How to Layout Your Ceiling Tile Project
There are two main choices for any new ceiling tile project: Will your new ceiling have one pattern across the entire ceiling or will it have an elaborately tiled center surrounded by a border using filler? Filler is primarily used with tin ceiling tiles and faux tin tiles. The more elaborate center may be framed with decorative trim or simply bordered with a space of filler tiles or panels.
No matter what kind of layout you are planning there are a few basics that apply to any layout: Cut tiles should not be less than one half tile width. Cut tiles on the width of the room should be the same size on both sides of the width – same for the length. Cut tiles on the length of the room may be a different width than the cut tiles on the width of the room, but always the same size at opposite end of the room. Cut tiles are only used around the edges of a ceiling except tiles cut to fit around fixtures. It is always better to remove fixtures before mounting tiles, but in the case of a fixture that cannot be removed, a tile can be cut carefully to fit around the fixture. Most important rule: Always be sure that your project meets your local building code and safety regulations. Any time you are working on a ladder and using solvent based adhesives, it is important to have proper ventilation. Carefully follow all directions included with the materials you are working with. Avoid distractions to work safely.

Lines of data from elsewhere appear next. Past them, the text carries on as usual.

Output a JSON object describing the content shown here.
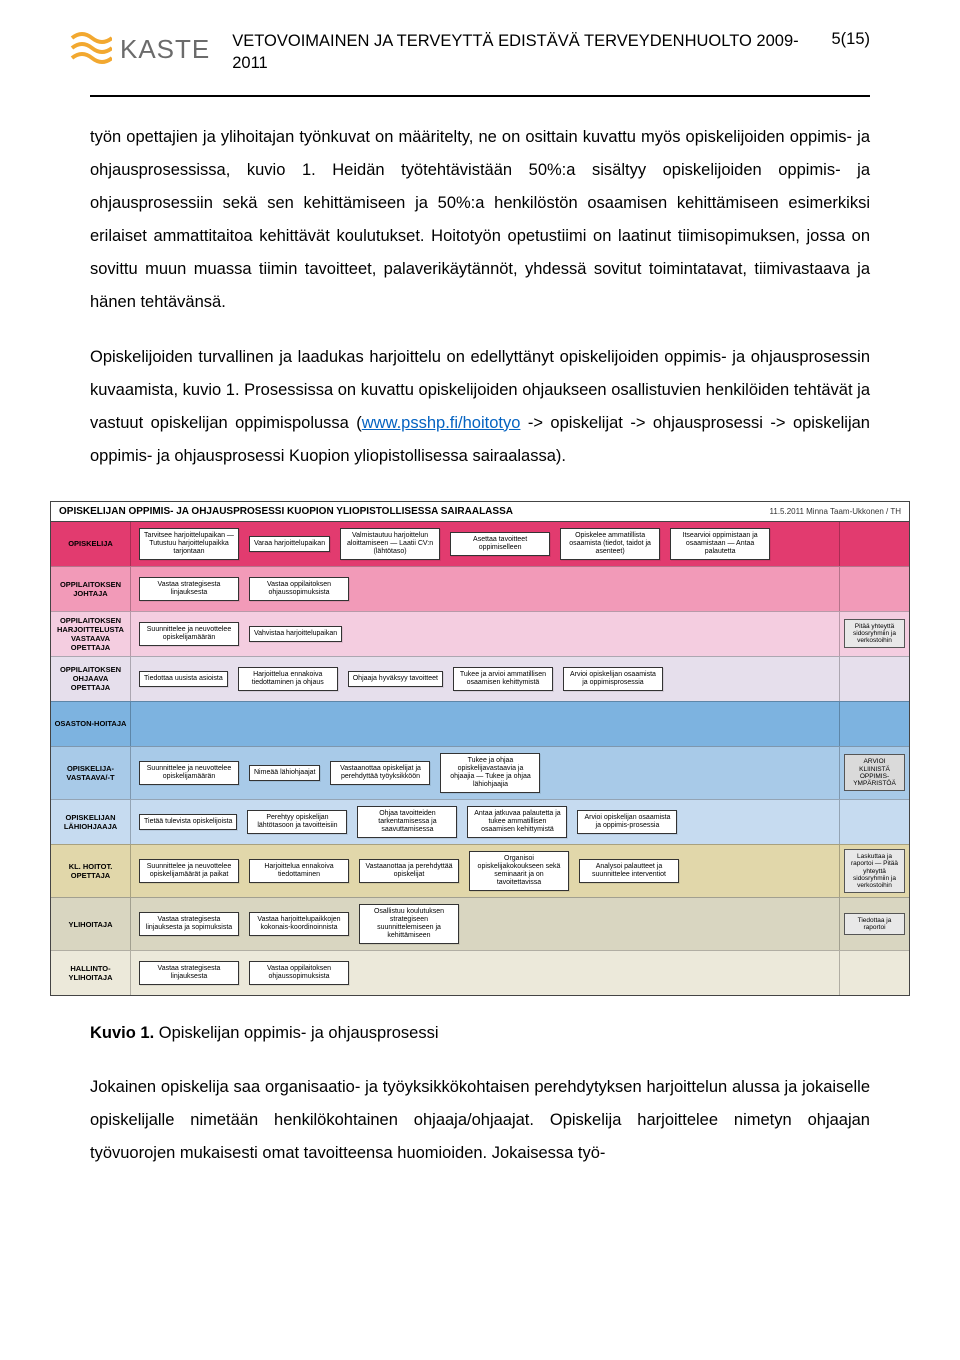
{
  "header": {
    "logo_text": "KASTE",
    "title_line": "VETOVOIMAINEN JA TERVEYTTÄ EDISTÄVÄ TERVEYDENHUOLTO 2009-2011",
    "page_num": "5(15)"
  },
  "paragraphs": {
    "p1": "työn opettajien ja ylihoitajan työnkuvat on määritelty, ne on osittain kuvattu myös opiskelijoiden oppimis- ja ohjausprosessissa, kuvio 1. Heidän työtehtävistään 50%:a sisältyy opiskelijoiden oppimis- ja ohjausprosessiin sekä sen kehittämiseen ja 50%:a henkilöstön osaamisen kehittämiseen esimerkiksi erilaiset ammattitaitoa kehittävät koulutukset. Hoitotyön opetustiimi on laatinut tiimisopimuksen, jossa on sovittu muun muassa tiimin tavoitteet, palaverikäytännöt, yhdessä sovitut toimintatavat, tiimivastaava ja hänen tehtävänsä.",
    "p2_part1": "Opiskelijoiden turvallinen ja laadukas harjoittelu on edellyttänyt opiskelijoiden oppimis- ja ohjausprosessin kuvaamista, kuvio 1. Prosessissa on kuvattu opiskelijoiden ohjaukseen osallistuvien henkilöiden tehtävät ja vastuut opiskelijan oppimispolussa (",
    "p2_link_text": "www.psshp.fi/hoitotyo",
    "p2_link_href": "http://www.psshp.fi/hoitotyo",
    "p2_part2": " -> opiskelijat -> ohjausprosessi -> opiskelijan oppimis- ja ohjausprosessi Kuopion yliopistollisessa sairaalassa).",
    "p3": "Jokainen opiskelija saa organisaatio- ja työyksikkökohtaisen perehdytyksen harjoittelun alussa ja jokaiselle opiskelijalle nimetään henkilökohtainen ohjaaja/ohjaajat. Opiskelija harjoittelee nimetyn ohjaajan työvuorojen mukaisesti omat tavoitteensa huomioiden. Jokaisessa työ-"
  },
  "figure_caption": {
    "label": "Kuvio 1.",
    "text": " Opiskelijan oppimis- ja ohjausprosessi"
  },
  "chart": {
    "title": "OPISKELIJAN OPPIMIS- JA OHJAUSPROSESSI KUOPION YLIOPISTOLLISESSA SAIRAALASSA",
    "date": "11.5.2011 Minna Taam-Ukkonen / TH",
    "right_end_label": "ARVIOI KLIINISTÄ OPPIMIS-YMPÄRISTÖÄ",
    "lanes": [
      {
        "label": "OPISKELIJA",
        "color": "#e23b6f",
        "nodes": [
          "Tarvitsee harjoittelupaikan — Tutustuu harjoittelupaikka tarjontaan",
          "Varaa harjoittelupaikan",
          "Valmistautuu harjoittelun aloittamiseen — Laatii CV:n (lähtötaso)",
          "Asettaa tavoitteet oppimiselleen",
          "Opiskelee ammatillista osaamista (tiedot, taidot ja asenteet)",
          "Itsearvioi oppimistaan ja osaamistaan — Antaa palautetta"
        ],
        "right": ""
      },
      {
        "label": "OPPILAITOKSEN JOHTAJA",
        "color": "#f29ab8",
        "nodes": [
          "Vastaa strategisesta linjauksesta",
          "Vastaa oppilaitoksen ohjaussopimuksista"
        ],
        "right": ""
      },
      {
        "label": "OPPILAITOKSEN HARJOITTELUSTA VASTAAVA OPETTAJA",
        "color": "#f4cde0",
        "nodes": [
          "Suunnittelee ja neuvottelee opiskelijamäärän",
          "Vahvistaa harjoittelupaikan"
        ],
        "right": "Pitää yhteyttä sidosryhmiin ja verkostoihin"
      },
      {
        "label": "OPPILAITOKSEN OHJAAVA OPETTAJA",
        "color": "#e6dfec",
        "nodes": [
          "Tiedottaa uusista asioista",
          "Harjoittelua ennakoiva tiedottaminen ja ohjaus",
          "Ohjaaja hyväksyy tavoitteet",
          "Tukee ja arvioi ammatillisen osaamisen kehittymistä",
          "Arvioi opiskelijan osaamista ja oppimisprosessia"
        ],
        "right": ""
      },
      {
        "label": "OSASTON-HOITAJA",
        "color": "#7db3e0",
        "nodes": [],
        "right": ""
      },
      {
        "label": "OPISKELIJA-VASTAAVA/-T",
        "color": "#a8cae8",
        "nodes": [
          "Suunnittelee ja neuvottelee opiskelijamäärän",
          "Nimeää lähiohjaajat",
          "Vastaanottaa opiskelijat ja perehdyttää työyksikköön",
          "Tukee ja ohjaa opiskelijavastaavia ja ohjaajia — Tukee ja ohjaa lähiohjaajia"
        ],
        "right": ""
      },
      {
        "label": "OPISKELIJAN LÄHIOHJAAJA",
        "color": "#c6dbf0",
        "nodes": [
          "Tietää tulevista opiskelijoista",
          "Perehtyy opiskelijan lähtötasoon ja tavoitteisiin",
          "Ohjaa tavoitteiden tarkentamisessa ja saavuttamisessa",
          "Antaa jatkuvaa palautetta ja tukee ammatillisen osaamisen kehittymistä",
          "Arvioi opiskelijan osaamista ja oppimis-prosessia"
        ],
        "right": ""
      },
      {
        "label": "KL. HOITOT. OPETTAJA",
        "color": "#e1d7aa",
        "nodes": [
          "Suunnittelee ja neuvottelee opiskelijamäärät ja paikat",
          "Harjoittelua ennakoiva tiedottaminen",
          "Vastaanottaa ja perehdyttää opiskelijat",
          "Organisoi opiskelijakokoukseen sekä seminaarit ja on tavoitettavissa",
          "Analysoi palautteet ja suunnittelee interventiot"
        ],
        "right": "Laskuttaa ja raportoi — Pitää yhteyttä sidosryhmiin ja verkostoihin"
      },
      {
        "label": "YLIHOITAJA",
        "color": "#d9d6c1",
        "nodes": [
          "Vastaa strategisesta linjauksesta ja sopimuksista",
          "Vastaa harjoittelupaikkojen kokonais-koordinoinnista",
          "Osallistuu koulutuksen strategiseen suunnittelemiseen ja kehittämiseen"
        ],
        "right": "Tiedottaa ja raportoi"
      },
      {
        "label": "HALLINTO-YLIHOITAJA",
        "color": "#ece9da",
        "nodes": [
          "Vastaa strategisesta linjauksesta",
          "Vastaa oppilaitoksen ohjaussopimuksista"
        ],
        "right": ""
      }
    ]
  },
  "logo": {
    "stroke_color": "#f2a830",
    "text_color": "#6b6b6b"
  }
}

For a typical ceiling tile layout, get a sheet of graph paper and “fit” the full sized tiles in the center of your room, leaving the edges for cut tiles. If you have measured your room and chosen your tiles you will know how many tiles you need by using the calculator for your chosen tile size. On the graph paper you can confirm the number of tiles you’ll need as well as the size and number of cut tiles. Ceiling tiles are available in different sizes, so be sure you are working with the right size to avoid errors. This basic layout is the most commonly used layout.

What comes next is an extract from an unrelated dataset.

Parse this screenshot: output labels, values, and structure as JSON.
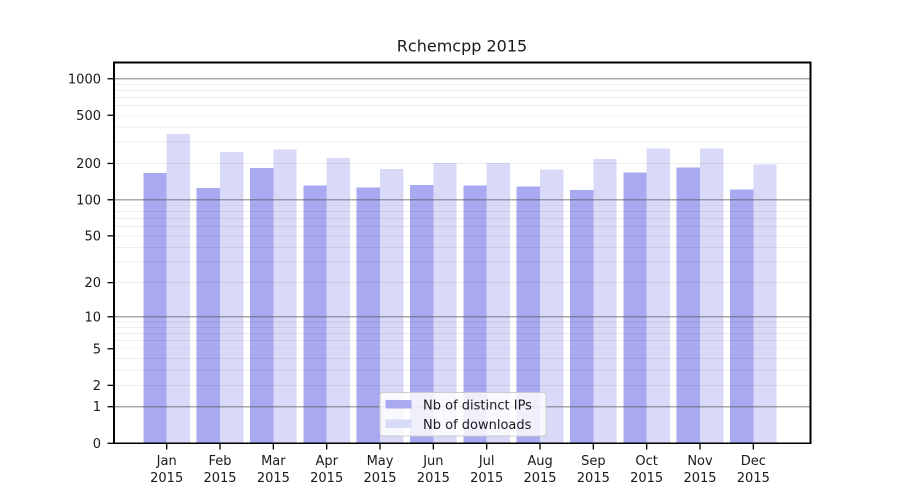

Another choice for tin and faux tin ceilings is to center your main pattern in the center of the room and run a border of filler around the center. The filler tiles or panels can match your tiles but with a less elaborate design; it can really set off the center of your ceiling. The less elaborate filler border is much easier to finish than cutting and fitting individual tiles. Filler comes in rolls and can be cut easily with scissors or razor knife for a professional looking ceiling. Cornices give the edges a finished look and this layout can be used for flat ceilings or ceilings with a raised or lowered center.
Ideas for Bold Designs
To build lowered areas, plywood is attached to the sections to be lowered and is attached to the original flat ceiling with attached lumber. Your local building codes may have specific regulations concerning this type of construction, so always check local codes before ordering materials. If you do the work yourself, be sure that the existing ceiling structure can bear the additional weight or look into the use of lightweight styrofoam structural panels for your custom designs. You need to keep in mind the weight and mounting methods of the materials you have selected to work with. Tin, and other metals will be significantly heavier than PVC Faux Tin Tiles and Styrofoam ceiling tiles.

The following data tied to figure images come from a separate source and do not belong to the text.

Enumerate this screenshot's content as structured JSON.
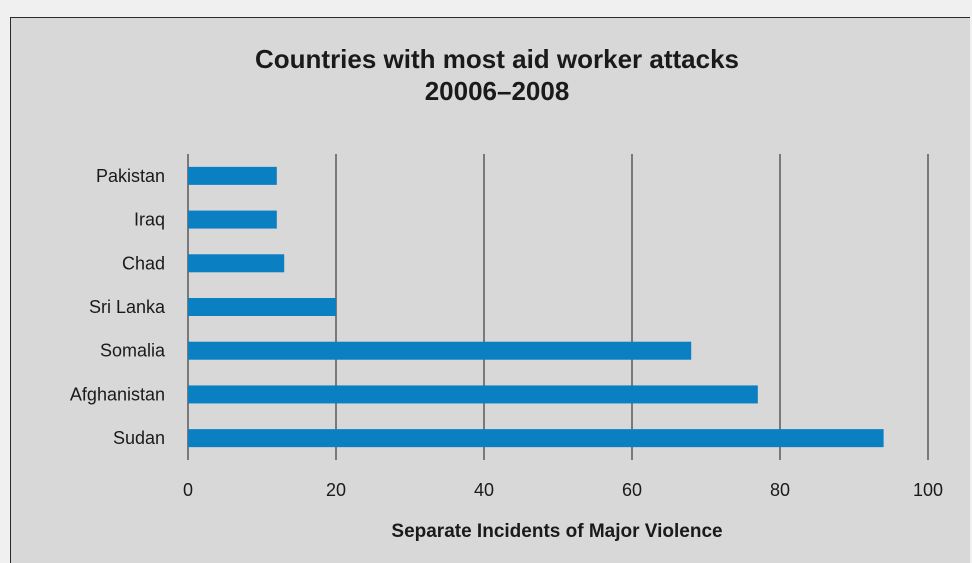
{
  "chart_data": {
    "type": "bar",
    "orientation": "horizontal",
    "title": "Countries with most aid worker attacks",
    "subtitle": "20006–2008",
    "xlabel": "Separate Incidents of Major Violence",
    "ylabel": "",
    "categories": [
      "Pakistan",
      "Iraq",
      "Chad",
      "Sri Lanka",
      "Somalia",
      "Afghanistan",
      "Sudan"
    ],
    "values": [
      12,
      12,
      13,
      20,
      68,
      77,
      94
    ],
    "xlim": [
      0,
      100
    ],
    "xticks": [
      0,
      20,
      40,
      60,
      80,
      100
    ],
    "grid": true,
    "bar_color": "#0a7fc2"
  }
}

For those who are very confident of their skills, this type of layout can create classically stunning ceiling effects. The central section of the ceiling is done leaving a wider border that is finished with another row of ceiling tiles around the border and the space between the center and edges is completed with filler tiles or panels. Using molding trim to frame the different areas really sets it off and creates a breathtaking look for any room. Adding different levels and custom lighting can take your ceiling design to new heights.
Whether your ceilings are plain or fancy be sure to do your research and planning beforehand to avoid delays and problems during installation. It may take an extra week, but you will be certain how your ceiling will look in the end. These are only suggestions, many rooms may have alcoves or sloped ceilings that require different layouts. Measuring is most important, but without a layout plan it would be like setting off on a trip without a map. Don’t skip steps and you will have a professional looking ceiling at a fraction of the cost of hiring professionals to do it for you. See our additional pages about measuring if your rooms are not square or rectangular or if your ceiling is not flat.
One 70 year old lady we know got tired of waiting for workmen and did her own bathroom ceiling – so take heart, you can do a great job if you put your mind to it.